A stand-alone webapp to automate importing data from various sources into CKAN and its DataStore.
Get it from github:
git clone ...
We use foreman (as provided by Heroku)
foreman start -f Procfile-dev
Focus on import of Data Package stored in Github
- Given URL to datapackage.json
- optionally a specific file(s) that have changed
- plus the CKAN API Key (our bearer token)
- Identify target CKAN dataset
- Use DataPackage.name attribute for Dataset name
- Identify target resources (by name)
- Start import process for each data file
Require
- CSV file URL
- schema (optional?)
- Target resource id (or dataset name + resource name?)
- CKAN API Key
Steps:
- Load CSV file (into memory or do we stream?)
- (?) Check Schema is valid
- Convert Schema to DataStore schema
- Send data to DataStore
- Receive webhook payload
- Determine if any action needed
- Boot up Data package import process
Extras / questions
- Handle data file renames
- How do we deal with a schema change (e.g. a change in type)

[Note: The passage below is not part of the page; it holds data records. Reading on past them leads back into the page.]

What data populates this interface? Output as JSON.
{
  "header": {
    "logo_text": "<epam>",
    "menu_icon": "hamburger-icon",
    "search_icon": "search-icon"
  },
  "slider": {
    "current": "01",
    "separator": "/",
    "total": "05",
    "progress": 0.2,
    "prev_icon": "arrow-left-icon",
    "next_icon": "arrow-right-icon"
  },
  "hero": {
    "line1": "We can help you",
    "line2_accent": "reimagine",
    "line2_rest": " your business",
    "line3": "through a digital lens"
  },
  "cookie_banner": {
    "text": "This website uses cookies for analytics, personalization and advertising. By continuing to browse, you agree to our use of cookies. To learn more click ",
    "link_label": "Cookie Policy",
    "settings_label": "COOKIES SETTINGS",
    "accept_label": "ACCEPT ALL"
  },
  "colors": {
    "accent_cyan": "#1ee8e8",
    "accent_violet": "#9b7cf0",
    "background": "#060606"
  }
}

- Ans: if we drop data resource content and recreate we should be ok ...
- Do we try to be smart with updates and only push changed rows (probably not)
Persona:
- Data User - less sophisticated (uses Excel but may not know what an API is)
- Data Wrangler - more sophisticated (knows what an API is)
As a Data Wrangler I want to provide my file and have it imported into CKAN so that I get a Data API
What kind of file?
- CSV file
- Excel file
- GeoJSON file
- ...
How do I provide
- web interface
- API (POST/GET url string or POST file content)
Questions:
- Do we validate the file?
- Do we have some process for e.g. tweaking the field types
- What is the mapping between file and Dataset / Resource
Implementation
- DataPusher already does most of this
- What's missing is any kind of edit metadata step
- No user interface
As a XXX I want to push my data file to github and have it automatically create/update the CKAN DataStore so that my Data API is up to date
- This is very similar to import file - only difference is we get push notifications (github webhooks). so merge this with that example.
As a XXX I want to push my tabular data package to github and have it automatically create/update the CKAN DataStore so that my Data API is up to date
- As it is already a data package importing should be very simple
- If file is large we may need to worry about queues etc but probably keep it simple for present
- How do we determine dataset to associate this with in CKAN?
As a XXX I want to provide my file and have it imported into CKAN so that I get a nice Dataset
- what distinguishes from existing system? Ans: one-click nature
As a Data Wrangler I want to have my data file automatically re-imported at regular intervals so that the DataStore (and Data API) stays up to date with my data.